The strings do hold the elements in place but it doesn't take a lot of lateral pressure on the strings to make the elerments move from side to side. Anyone who hits the strings quite hard will be exposed to the risk of them moving and causing a "click" as they hit the side of the casing.
The other problem is that the elements are not high enough above the casing to ensure the strings are clear of the edge of the casing and they also run quite close to the edge of the actual bridge itself. There are grooves cut into the casing but these are clearly not wide enough to allow for a standard low E width of 46. Most guitar saddles ensure plenty of clearance from the top of the saddle to any fixings in front and avoid any potential contact to the rest of the hardware on the bridge. IMO this is poor design and the source of many of the "plink", "plonk", "clang", "clank", digital artefact issues we see reported in the forum.

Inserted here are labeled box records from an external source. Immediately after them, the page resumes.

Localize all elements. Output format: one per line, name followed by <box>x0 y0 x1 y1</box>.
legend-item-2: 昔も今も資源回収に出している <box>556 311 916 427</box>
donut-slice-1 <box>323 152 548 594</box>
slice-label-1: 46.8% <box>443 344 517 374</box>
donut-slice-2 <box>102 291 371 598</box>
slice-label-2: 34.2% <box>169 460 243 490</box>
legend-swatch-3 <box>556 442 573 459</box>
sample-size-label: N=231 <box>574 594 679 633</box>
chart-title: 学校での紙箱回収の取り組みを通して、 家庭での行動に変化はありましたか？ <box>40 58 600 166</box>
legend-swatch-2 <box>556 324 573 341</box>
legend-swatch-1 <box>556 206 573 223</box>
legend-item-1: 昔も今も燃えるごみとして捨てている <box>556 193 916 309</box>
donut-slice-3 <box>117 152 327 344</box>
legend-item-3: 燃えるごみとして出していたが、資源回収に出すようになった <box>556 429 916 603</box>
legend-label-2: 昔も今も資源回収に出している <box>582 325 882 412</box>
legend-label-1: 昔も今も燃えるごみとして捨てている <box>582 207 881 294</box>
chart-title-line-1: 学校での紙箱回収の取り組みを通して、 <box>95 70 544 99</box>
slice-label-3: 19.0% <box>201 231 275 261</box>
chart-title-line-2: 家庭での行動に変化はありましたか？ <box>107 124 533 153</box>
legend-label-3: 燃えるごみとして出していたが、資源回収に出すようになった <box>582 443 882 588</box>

It would seem that the only solutions are those carried out by katiekerry which are to use a needle file to widen the grooves in the front edge of the piezo element casings, and possibly to also file down the edge of the bridge below the low E to ensure no contact can be made even if strings are hit hard. And for the movement of the piezo's it would seem that you have to install ground wires and then wrap the element to prevent movement which is not an easy job and which may be beyond the abilities of many.
Thanks everyone for your input to this discussion.